PARIS : Cybersécurité – La gestion des certificats nu…

Partager :

PARIS : Cybersécurité – La gestion des certificats numériques devient un enjeu de survie économique

Face à la réduction drastique de la durée de vie des certificats de sécurité dès le 15 mars, CertActiv propose une solution pour éviter la paralysie du web.
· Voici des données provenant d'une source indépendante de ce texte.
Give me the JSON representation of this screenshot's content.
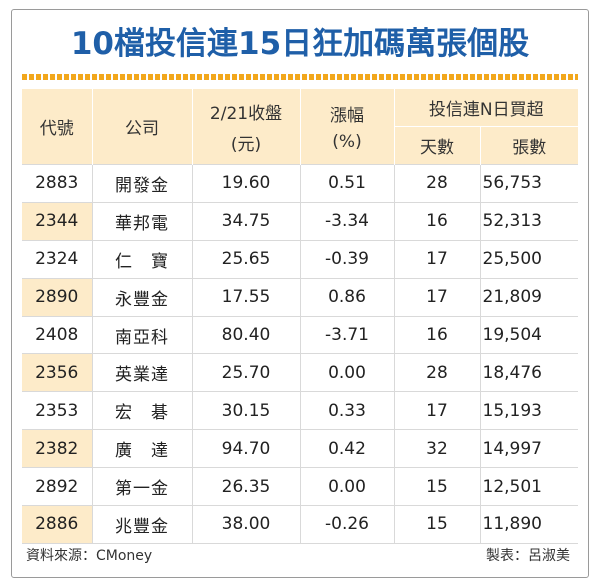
{
  "title": "10檔投信連15日狂加碼萬張個股",
  "headers": {
    "code": "代號",
    "company": "公司",
    "close": "2/21收盤",
    "close_unit": "(元)",
    "change": "漲幅",
    "change_unit": "(%)",
    "group": "投信連N日買超",
    "days": "天數",
    "lots": "張數"
  },
  "rows": [
    {
      "code": "2883",
      "company": "開發金",
      "close": "19.60",
      "change": "0.51",
      "days": "28",
      "lots": "56,753"
    },
    {
      "code": "2344",
      "company": "華邦電",
      "close": "34.75",
      "change": "-3.34",
      "days": "16",
      "lots": "52,313"
    },
    {
      "code": "2324",
      "company": "仁　寶",
      "close": "25.65",
      "change": "-0.39",
      "days": "17",
      "lots": "25,500"
    },
    {
      "code": "2890",
      "company": "永豐金",
      "close": "17.55",
      "change": "0.86",
      "days": "17",
      "lots": "21,809"
    },
    {
      "code": "2408",
      "company": "南亞科",
      "close": "80.40",
      "change": "-3.71",
      "days": "16",
      "lots": "19,504"
    },
    {
      "code": "2356",
      "company": "英業達",
      "close": "25.70",
      "change": "0.00",
      "days": "28",
      "lots": "18,476"
    },
    {
      "code": "2353",
      "company": "宏　碁",
      "close": "30.15",
      "change": "0.33",
      "days": "17",
      "lots": "15,193"
    },
    {
      "code": "2382",
      "company": "廣　達",
      "close": "94.70",
      "change": "0.42",
      "days": "32",
      "lots": "14,997"
    },
    {
      "code": "2892",
      "company": "第一金",
      "close": "26.35",
      "change": "0.00",
      "days": "15",
      "lots": "12,501"
    },
    {
      "code": "2886",
      "company": "兆豐金",
      "close": "38.00",
      "change": "-0.26",
      "days": "15",
      "lots": "11,890"
    }
  ],
  "footer": {
    "source": "資料來源：CMoney",
    "maker": "製表：呂淑美"
  },
  "colors": {
    "title": "#1f5fa8",
    "header_bg": "#fdebc9",
    "rule": "#f2a71b"
  }
}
C’est une révolution silencieuse mais potentiellement dévastatrice pour les entreprises qui n’y sont pas préparées. Dès le 15 mars 2026, la validité maximale des certificats SSL/TLS – ces sésames indispensables qui sécurisent les échanges sur Internet via le fameux cadenas – sera divisée par deux, passant de 398 à 200 jours. Cette échéance marque le début d’un compte à rebours décidé par le CA/B Forum, l’autorité de régulation du secteur. Le calendrier est implacable : après cette première étape, la validité chutera à 100 jours en mars 2027, pour atteindre seulement 47 jours en mars 2029.

Un risque majeur d’interruption de service

Ce changement de paradigme transforme une tâche technique autrefois annuelle en un flux continu et critique. Dans des environnements numériques devenus hybrides et multi-cloud, la multiplication des certificats rend leur gestion manuelle obsolète et dangereuse. L’impact ne se limite pas à la sécurité : l’expiration d’un certificat ne dégrade pas un service, elle l’interrompt brutalement. Sites web inaccessibles, applications métiers bloquées, arrêts de production industrielle ou paralysie des services hospitaliers : les conséquences d’un oubli se chiffrent rapidement en pertes financières et en déficit d’image.

Pour répondre à cette urgence, la société SSLok opère une mue stratégique et devient CertActiv (https://www.certactiv.com). Ce changement de nom illustre un repositionnement fondamental. « Le nom SSLok faisait référence à un protocole historique aujourd’hui obsolète. CertActiv porte une promesse opérationnelle : aider les organisations à maîtriser une contrainte devenue structurelle », explique Ludovic Nicoleau, cofondateur de l’entreprise.

L’automatisation pour sortir de l’impasse

La solution française se distingue par une approche globale de la chaîne de gestion. Là où les outils de monitoring classiques se contentent d’alerter avant l’expiration, CertActiv intègre la découverte, l’inventaire, le renouvellement et le déploiement automatisé des certificats, qu’ils soient publics ou privés. Cette vision proactive est devenue indispensable face à l’accélération des cycles.

L’entreprise, identifiée comme un acteur émergent de la cybersécurité opérationnelle, a d’ailleurs été sélectionnée pour intégrer l’accélérateur Cyber Booster. Elle prépare déjà l’avenir avec une version V2 de sa solution, incluant un « Discovery System » capable de cartographier l’intégralité des certificats d’une organisation pour éliminer les angles morts. De plus, un agent en intelligence artificielle, « CertActiv DevOps », visera à automatiser l’installation complète, réduisant encore les interventions humaines risquées.

Souveraineté et adaptabilité

Face à des géants généralistes souvent lourds à déployer, CertActiv joue la carte de l’agilité et de la souveraineté. La solution est disponible en mode SaaS, mais propose également une version « on-premise » (sur site) pour les secteurs régulés exigeant une maîtrise totale de leurs données. L’interopérabilité est au cœur du système, avec des intégrations déjà effectives pour AWS et à venir pour Azure et Google Cloud Platform.

Le parcours de Ludovic Nicoleau (https://www.linkedin.com/in/ludonicoleau/), originaire de Cherbourg et passé par les États-Unis, témoigne d’une volonté pragmatique : transformer une contrainte technique en levier de résilience. Avec CertActiv, l’objectif est clair : faire en sorte que l’invisible ne devienne jamais un facteur d’instabilité pour l’économie numérique.